The {brickster}
package connects to a Databricks
workspace is two ways:
It’s recommended to use option (1) when using
{brickster}
interactively, if you need to run code via an
automated process the only option currently is (2).
{brickster}
will automatically detect when a session has
Posit
Workbench managed Databricks OAuth credentials enabled. For more
information about this authentication flow see the section Posit
Workbench Managed Databricks OAuth Credentials.
Personal Access Tokens can be generated in a few steps, for a step-by-step breakdown refer to the documentation.
Once you have a token you’ll be able to store it alongside the
workspace URL in an .Renviron
file. The
.Renviron
is used for storing the variables, such as those
which may be sensitive (e.g. credentials) and de-couple them from the
code additional
reading.
To get started add the following to your .Renviron
:
DATABRICKS_HOST
: The workspace URL
DATABRICKS_TOKEN
: Personal access token (not
required if using OAuth U2M)
DATABRICKS_WSID
: The workspace ID (docs)
DATABRICKS_WSID
is only required for the RStudio IDE
integration with the connection pane.
Example of entries in .Renviron
:
DATABRICKS_HOST=xxxxxxx.cloud.databricks.com
DATABRICKS_TOKEN=dapi123456789012345678a9bc01234defg5
DATABRICKS_WSID=123123123123123
Note: Recommend creating an .Renviron
for each project. You can create .Renviron
within your user
home directory if required.
Restarting your R session will allow those variable to be picked up
via the {brickster}
package.
{brickster}
Authentication should now be possible without specifying the
credentials in your R code. You can load {brickster}
and
list the clusters within the workspace using
db_cluster_list()
, to access the host/token use
db_host()
/db_token()
respectively.
library(brickster)
# using db_host() and db_token() to get credentials
clusters <- db_cluster_list(host = db_host(), token = db_token())
All {brickster}
functions have their host/token
parameters default to calling
db_host()
/db_token()
therefore we can omit
explicit calls to the functions.
When using OAuth U2M authentication you don’t define a token in
.Renviron
and therefore db_token()
will return
NULL
.
There are two methods that {brickster}
supports to
simplify switching of credentials within an R project/session:
.Renviron
, each
additional set of credentials is differentiated via a suffix
(e.g. DATABRICKS_TOKEN_DEV
).databrickscfg
file (primary method in Databricks
CLI)To differentiate between (1) and (2) the option
use_databrickscfg
is used, the following example shows how
to switch the session to use .databrickscfg
.
# will use the `DEFAULT` profile in `.databrickscfg`
options(use_databrickscfg = TRUE)
# values returned should be those in profile of `.databrickscfg`
db_host()
db_token()
The default behaviour is to read credentials from
.Renviron
. If you wish to change this it’s recommended to
set the option within .Rprofile
so that it’s set during
initialization of the R session.
The db_profile
option controls which profiles
credentials are returned by
db_host()
/db_token()
/db_wsid()
.
Profiles enable you to switch contexts between:
Different workspaces (e.g. development or production)

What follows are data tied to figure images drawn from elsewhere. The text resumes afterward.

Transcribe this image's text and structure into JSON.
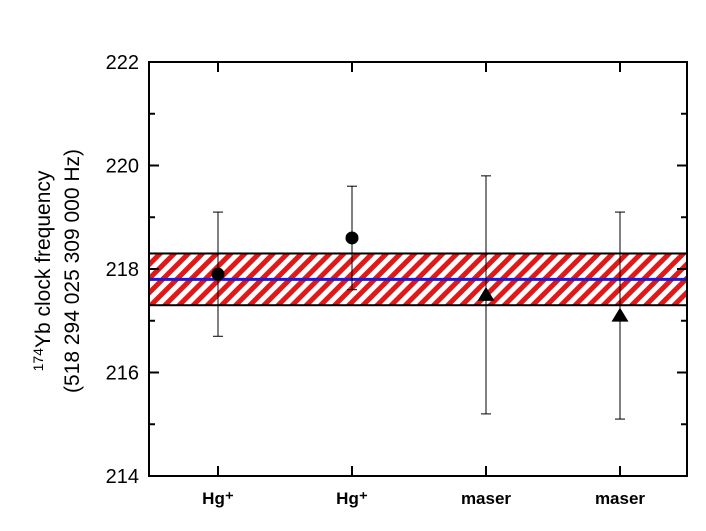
{
  "chart_data": {
    "type": "scatter",
    "title": "",
    "ylabel": {
      "line1_superscript": "174",
      "line1_text": "Yb clock frequency",
      "line2_text": "(518 294 025 309 000 Hz)"
    },
    "xlabel": "",
    "ylim": [
      214,
      222
    ],
    "yticks": [
      "214",
      "216",
      "218",
      "220",
      "222"
    ],
    "ytick_values": [
      214,
      216,
      218,
      220,
      222
    ],
    "categories": [
      "Hg⁺",
      "Hg⁺",
      "maser",
      "maser"
    ],
    "points": [
      {
        "category": "Hg⁺",
        "marker": "circle",
        "y": 217.9,
        "y_low": 216.7,
        "y_high": 219.1
      },
      {
        "category": "Hg⁺",
        "marker": "circle",
        "y": 218.6,
        "y_low": 217.6,
        "y_high": 219.6
      },
      {
        "category": "maser",
        "marker": "triangle",
        "y": 217.5,
        "y_low": 215.2,
        "y_high": 219.8
      },
      {
        "category": "maser",
        "marker": "triangle",
        "y": 217.1,
        "y_low": 215.1,
        "y_high": 219.1
      }
    ],
    "mean_line": {
      "y": 217.8,
      "color": "#1a1adc"
    },
    "uncertainty_band": {
      "y_low": 217.3,
      "y_high": 218.3,
      "color": "#e01818"
    },
    "grid": false,
    "legend": "none"
  }
}
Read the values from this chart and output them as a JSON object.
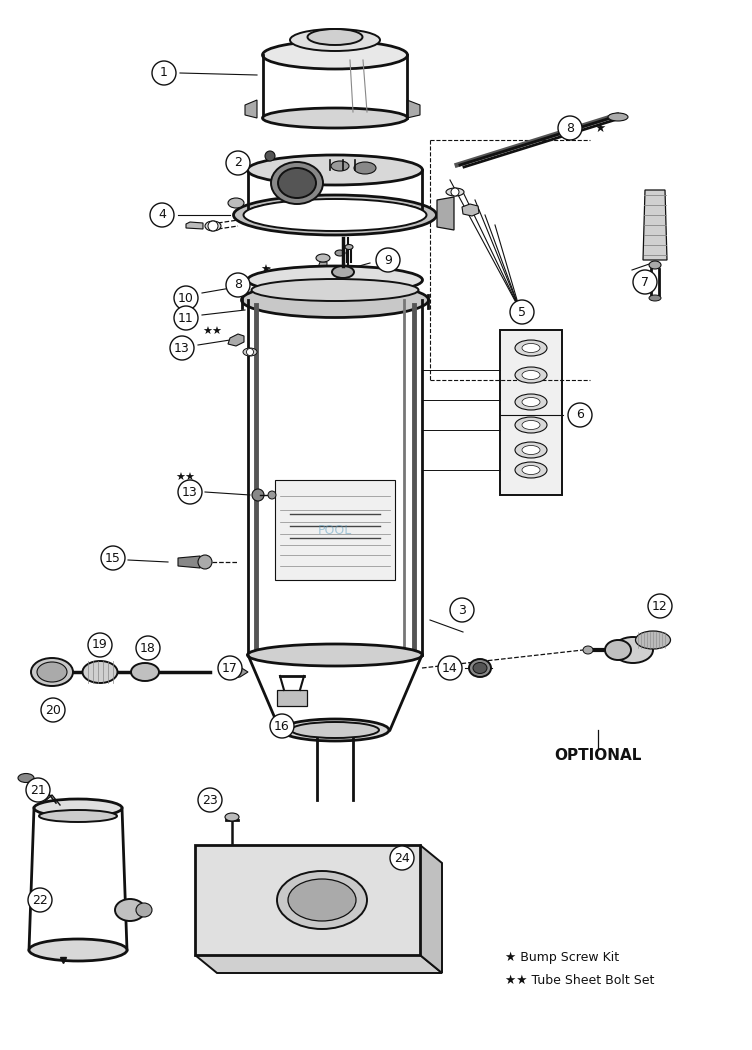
{
  "background_color": "#ffffff",
  "text_color": "#111111",
  "legend": [
    {
      "sym": "★",
      "text": " Bump Screw Kit"
    },
    {
      "sym": "★★",
      "text": " Tube Sheet Bolt Set"
    }
  ],
  "fig_width": 7.52,
  "fig_height": 10.5,
  "dpi": 100
}
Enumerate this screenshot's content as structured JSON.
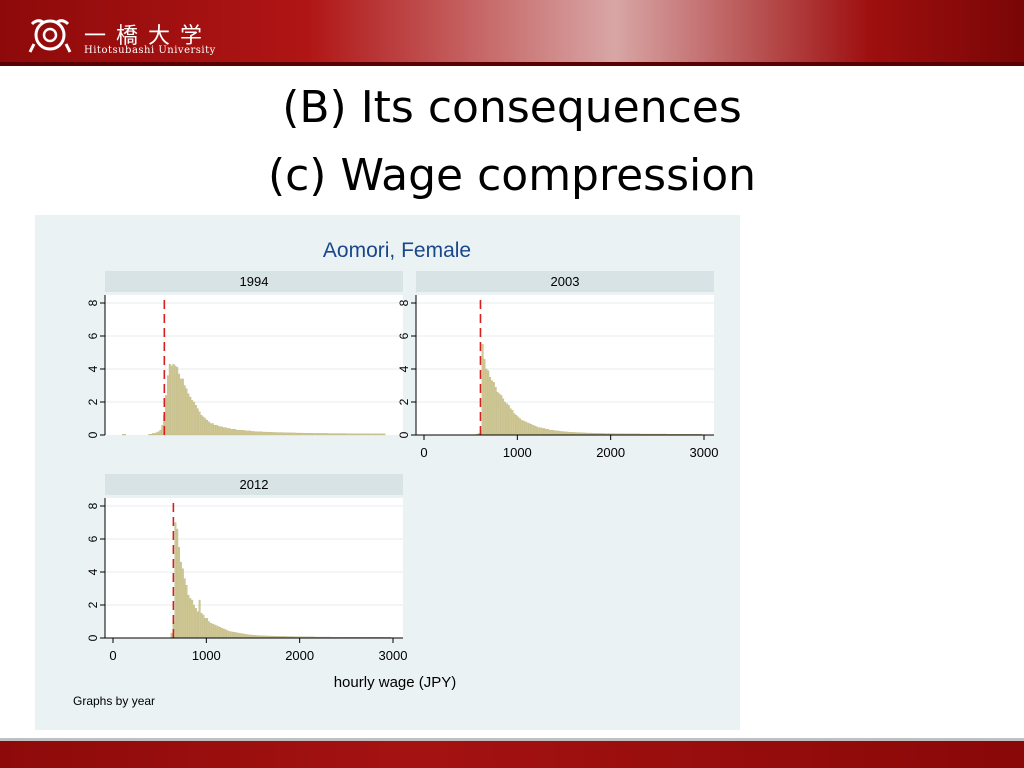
{
  "header": {
    "logo_jp": "一橋大学",
    "logo_en": "Hitotsubashi University"
  },
  "slide": {
    "title_line1": "(B) Its consequences",
    "title_line2": "(c) Wage compression"
  },
  "chart_data": {
    "type": "bar",
    "title": "Aomori, Female",
    "xlabel": "hourly wage (JPY)",
    "ylabel": "",
    "note": "Graphs by year",
    "xlim": [
      0,
      3000
    ],
    "ylim": [
      0,
      8
    ],
    "xticks": [
      0,
      1000,
      2000,
      3000
    ],
    "yticks": [
      0,
      2,
      4,
      6,
      8
    ],
    "grid": true,
    "bin_width": 20,
    "colors": {
      "bar": "#cfc894",
      "bar_edge": "#b9b27a",
      "min_wage_line": "#d42020",
      "strip": "#d8e3e6",
      "plot_bg": "#ffffff"
    },
    "panels": [
      {
        "year": "1994",
        "min_wage": 550,
        "bins_x": [
          0,
          20,
          40,
          60,
          80,
          100,
          120,
          140,
          160,
          180,
          200,
          220,
          240,
          260,
          280,
          300,
          320,
          340,
          360,
          380,
          400,
          420,
          440,
          460,
          480,
          500,
          520,
          540,
          560,
          580,
          600,
          620,
          640,
          660,
          680,
          700,
          720,
          740,
          760,
          780,
          800,
          820,
          840,
          860,
          880,
          900,
          920,
          940,
          960,
          980,
          1000,
          1020,
          1040,
          1060,
          1080,
          1100,
          1120,
          1140,
          1160,
          1180,
          1200,
          1220,
          1240,
          1260,
          1280,
          1300,
          1320,
          1340,
          1360,
          1380,
          1400,
          1420,
          1440,
          1460,
          1480,
          1500,
          1520,
          1540,
          1560,
          1580,
          1600,
          1620,
          1640,
          1660,
          1680,
          1700,
          1720,
          1740,
          1760,
          1780,
          1800,
          1820,
          1840,
          1860,
          1880,
          1900,
          1920,
          1940,
          1960,
          1980,
          2000,
          2020,
          2040,
          2060,
          2080,
          2100,
          2120,
          2140,
          2160,
          2180,
          2200,
          2220,
          2240,
          2260,
          2280,
          2300,
          2320,
          2340,
          2360,
          2380,
          2400,
          2420,
          2440,
          2460,
          2480,
          2500,
          2520,
          2540,
          2560,
          2580,
          2600,
          2620,
          2640,
          2660,
          2680,
          2700,
          2720,
          2740,
          2760,
          2780,
          2800,
          2820,
          2840,
          2860,
          2880,
          2900,
          2920,
          2940,
          2960,
          2980
        ],
        "density": [
          0,
          0,
          0,
          0,
          0,
          0.05,
          0.05,
          0,
          0,
          0,
          0,
          0,
          0,
          0,
          0,
          0,
          0,
          0,
          0,
          0.05,
          0.05,
          0.1,
          0.1,
          0.15,
          0.2,
          0.3,
          0.6,
          1.2,
          2.4,
          3.6,
          4.3,
          4.2,
          4.3,
          4.2,
          4.1,
          3.7,
          3.4,
          3.4,
          3.0,
          2.8,
          2.5,
          2.3,
          2.1,
          2.0,
          1.8,
          1.6,
          1.4,
          1.2,
          1.1,
          1.0,
          0.9,
          0.8,
          0.7,
          0.7,
          0.6,
          0.6,
          0.55,
          0.5,
          0.5,
          0.45,
          0.45,
          0.4,
          0.4,
          0.35,
          0.35,
          0.35,
          0.3,
          0.3,
          0.3,
          0.28,
          0.28,
          0.25,
          0.25,
          0.25,
          0.22,
          0.22,
          0.2,
          0.2,
          0.2,
          0.2,
          0.18,
          0.18,
          0.18,
          0.17,
          0.17,
          0.16,
          0.16,
          0.15,
          0.15,
          0.15,
          0.15,
          0.14,
          0.14,
          0.14,
          0.14,
          0.13,
          0.13,
          0.13,
          0.12,
          0.12,
          0.12,
          0.12,
          0.11,
          0.11,
          0.11,
          0.11,
          0.11,
          0.1,
          0.1,
          0.1,
          0.1,
          0.1,
          0.1,
          0.1,
          0.1,
          0.09,
          0.09,
          0.09,
          0.09,
          0.09,
          0.09,
          0.09,
          0.09,
          0.09,
          0.09,
          0.08,
          0.08,
          0.08,
          0.08,
          0.08,
          0.08,
          0.08,
          0.08,
          0.08,
          0.08,
          0.08,
          0.08,
          0.07,
          0.07,
          0.07,
          0.07,
          0.07,
          0.07,
          0.07,
          0.07,
          0.07
        ]
      },
      {
        "year": "2003",
        "min_wage": 605,
        "bins_x": [
          0,
          20,
          40,
          60,
          80,
          100,
          120,
          140,
          160,
          180,
          200,
          220,
          240,
          260,
          280,
          300,
          320,
          340,
          360,
          380,
          400,
          420,
          440,
          460,
          480,
          500,
          520,
          540,
          560,
          580,
          600,
          620,
          640,
          660,
          680,
          700,
          720,
          740,
          760,
          780,
          800,
          820,
          840,
          860,
          880,
          900,
          920,
          940,
          960,
          980,
          1000,
          1020,
          1040,
          1060,
          1080,
          1100,
          1120,
          1140,
          1160,
          1180,
          1200,
          1220,
          1240,
          1260,
          1280,
          1300,
          1320,
          1340,
          1360,
          1380,
          1400,
          1420,
          1440,
          1460,
          1480,
          1500,
          1520,
          1540,
          1560,
          1580,
          1600,
          1620,
          1640,
          1660,
          1680,
          1700,
          1720,
          1740,
          1760,
          1780,
          1800,
          1820,
          1840,
          1860,
          1880,
          1900,
          1920,
          1940,
          1960,
          1980,
          2000,
          2020,
          2040,
          2060,
          2080,
          2100,
          2120,
          2140,
          2160,
          2180,
          2200,
          2220,
          2240,
          2260,
          2280,
          2300,
          2320,
          2340,
          2360,
          2380,
          2400,
          2420,
          2440,
          2460,
          2480,
          2500,
          2520,
          2540,
          2560,
          2580,
          2600,
          2620,
          2640,
          2660,
          2680,
          2700,
          2720,
          2740,
          2760,
          2780,
          2800,
          2820,
          2840,
          2860,
          2880,
          2900,
          2920,
          2940,
          2960,
          2980
        ],
        "density": [
          0,
          0,
          0,
          0,
          0,
          0,
          0,
          0,
          0,
          0,
          0,
          0,
          0,
          0,
          0,
          0,
          0,
          0,
          0,
          0,
          0,
          0,
          0,
          0,
          0,
          0,
          0,
          0,
          0.05,
          0.1,
          0.3,
          5.5,
          4.6,
          4.0,
          3.9,
          3.5,
          3.3,
          3.2,
          2.9,
          2.6,
          2.5,
          2.4,
          2.2,
          2.0,
          1.9,
          1.8,
          1.6,
          1.5,
          1.3,
          1.2,
          1.1,
          1.0,
          0.9,
          0.85,
          0.8,
          0.75,
          0.7,
          0.65,
          0.6,
          0.55,
          0.5,
          0.45,
          0.45,
          0.4,
          0.4,
          0.35,
          0.35,
          0.3,
          0.3,
          0.28,
          0.26,
          0.25,
          0.24,
          0.22,
          0.21,
          0.2,
          0.19,
          0.18,
          0.17,
          0.16,
          0.16,
          0.15,
          0.15,
          0.14,
          0.14,
          0.13,
          0.13,
          0.12,
          0.12,
          0.12,
          0.11,
          0.11,
          0.11,
          0.1,
          0.1,
          0.1,
          0.1,
          0.09,
          0.09,
          0.09,
          0.09,
          0.09,
          0.08,
          0.08,
          0.08,
          0.08,
          0.08,
          0.08,
          0.07,
          0.07,
          0.07,
          0.07,
          0.07,
          0.07,
          0.07,
          0.07,
          0.06,
          0.06,
          0.06,
          0.06,
          0.06,
          0.06,
          0.06,
          0.06,
          0.06,
          0.06,
          0.06,
          0.06,
          0.06,
          0.06,
          0.05,
          0.05,
          0.05,
          0.05,
          0.05,
          0.05,
          0.05,
          0.05,
          0.05,
          0.05,
          0.05,
          0.05,
          0.05,
          0.05,
          0.05,
          0.05,
          0.05,
          0.05,
          0.05
        ]
      },
      {
        "year": "2012",
        "min_wage": 647,
        "bins_x": [
          0,
          20,
          40,
          60,
          80,
          100,
          120,
          140,
          160,
          180,
          200,
          220,
          240,
          260,
          280,
          300,
          320,
          340,
          360,
          380,
          400,
          420,
          440,
          460,
          480,
          500,
          520,
          540,
          560,
          580,
          600,
          620,
          640,
          660,
          680,
          700,
          720,
          740,
          760,
          780,
          800,
          820,
          840,
          860,
          880,
          900,
          920,
          940,
          960,
          980,
          1000,
          1020,
          1040,
          1060,
          1080,
          1100,
          1120,
          1140,
          1160,
          1180,
          1200,
          1220,
          1240,
          1260,
          1280,
          1300,
          1320,
          1340,
          1360,
          1380,
          1400,
          1420,
          1440,
          1460,
          1480,
          1500,
          1520,
          1540,
          1560,
          1580,
          1600,
          1620,
          1640,
          1660,
          1680,
          1700,
          1720,
          1740,
          1760,
          1780,
          1800,
          1820,
          1840,
          1860,
          1880,
          1900,
          1920,
          1940,
          1960,
          1980,
          2000,
          2020,
          2040,
          2060,
          2080,
          2100,
          2120,
          2140,
          2160,
          2180,
          2200,
          2220,
          2240,
          2260,
          2280,
          2300,
          2320,
          2340,
          2360,
          2380,
          2400,
          2420,
          2440,
          2460,
          2480,
          2500,
          2520,
          2540,
          2560,
          2580,
          2600,
          2620,
          2640,
          2660,
          2680,
          2700,
          2720,
          2740,
          2760,
          2780,
          2800,
          2820,
          2840,
          2860,
          2880,
          2900,
          2920,
          2940,
          2960,
          2980
        ],
        "density": [
          0,
          0,
          0,
          0,
          0,
          0,
          0,
          0,
          0,
          0,
          0,
          0,
          0,
          0,
          0,
          0,
          0,
          0,
          0,
          0,
          0,
          0,
          0,
          0,
          0,
          0,
          0,
          0,
          0,
          0,
          0,
          0.3,
          1.0,
          7.0,
          6.6,
          5.5,
          4.6,
          4.2,
          3.6,
          3.2,
          2.6,
          2.4,
          2.3,
          2.0,
          1.8,
          1.6,
          2.3,
          1.5,
          1.4,
          1.2,
          1.2,
          1.0,
          0.9,
          0.85,
          0.8,
          0.75,
          0.7,
          0.65,
          0.6,
          0.55,
          0.5,
          0.45,
          0.4,
          0.38,
          0.36,
          0.34,
          0.32,
          0.3,
          0.28,
          0.26,
          0.24,
          0.22,
          0.2,
          0.19,
          0.18,
          0.17,
          0.16,
          0.15,
          0.15,
          0.14,
          0.14,
          0.13,
          0.13,
          0.12,
          0.12,
          0.12,
          0.11,
          0.11,
          0.11,
          0.1,
          0.1,
          0.1,
          0.1,
          0.09,
          0.09,
          0.09,
          0.09,
          0.08,
          0.08,
          0.08,
          0.08,
          0.08,
          0.07,
          0.07,
          0.07,
          0.07,
          0.07,
          0.07,
          0.06,
          0.06,
          0.06,
          0.06,
          0.06,
          0.06,
          0.06,
          0.06,
          0.06,
          0.05,
          0.05,
          0.05,
          0.05,
          0.05,
          0.05,
          0.05,
          0.05,
          0.05,
          0.05,
          0.05,
          0.05,
          0.05,
          0.05,
          0.05,
          0.05,
          0.05,
          0.05,
          0.05,
          0.05,
          0.05,
          0.05,
          0.05,
          0.05,
          0.05,
          0.05,
          0.05,
          0.05,
          0.05,
          0.05,
          0.05,
          0.05
        ]
      }
    ]
  }
}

Different permissions (e.g. admin or restricted user)
This behaviour works when using credentials specified in either
.Renviron
or .databrickscfg
:
# using .Renviron
db_host() # returns `DB_HOST` (.Renviron)
# switch profile to 'prod'
options(db_profile = "prod")
db_host() # returns `DB_HOST_PROD` (.Renviron)
# set back to default (NULL)
options(db_profile = NULL)
# use .databrickcfg
options(use_databrickscfg = TRUE)
db_host() # returns host from `DEFAULT` profile (.databrickscfg)
options(db_profile = "prod")
db_host() # returns host from `prod` profile in (.datarickscfg)
It is expected that profiles in .Renviron
will adhere to
the same naming convention as default but add an additional suffix.
Here is an example of an .Renviron
file that has three
profiles (default, dev, prod):
# default
DATABRICKS_HOST=xxxxxxx.cloud.databricks.com
DATABRICKS_TOKEN=dapixxxxxxxxxxxxxxxxxxxxxxxxx
DATABRICKS_WSID=123123123123123
# dev
DATABRICKS_HOST_DEV=xxxxxxx-dev.cloud.databricks.com
DATABRICKS_TOKEN_DEV=dapixxxxxxxxxxxxxxxxxxxxxxxxx
DATABRICKS_WSID_DEV=123123123123124
# prod
DATABRICKS_HOST_PROD=xxxxxxx-prod.cloud.databricks.com
DATABRICKS_TOKEN_PROD=dapixxxxxxxxxxxxxxxxxxxxxxxxx
DATABRICKS_WSID_PROD=123123123123125
.databrickscfg
For details on configuring please refer to documentation from Databricks CLI.
There is only one {brickster}
specific feature and it is
the inclusion of wsid
alongside
host
/token
.
wsid
is used by the connections pane integration in
RStudio as the underlying API’s require it.
Posit Workbench has a managed
Databricks OAuth credentials feature, which allows users to sign
into a Databricks workspace from the home page of Workbench when
launching a session and then access Databricks resources as their own
identity. When in an RStudio Pro session running on Posit Workbench with
managed Databricks OAuth credentials selected, {brickster}
functions using db_host()
/db_token()
respectively should just work without needing to specify any credentials
in your R code. See the code below as an example.
{brickster}
will automatically detect when a session has
Workbench managed OAuth credentials and then use the
workbench
profile defined in a .databrickscfg
file at the DATABRICKS_CONFIG_FILE
specified location.
Workbench generates this .databrickscfg
file in a temporary
directory and should not be modified directly.
To use an alternative .databrickscfg
file, a different
profile
, an alternative env variable
DATABRICKS_HOST
or set an env variable
DATABRICKS_TOKEN
, launch an RStudio Pro session without the
Databricks managed credentials box selected.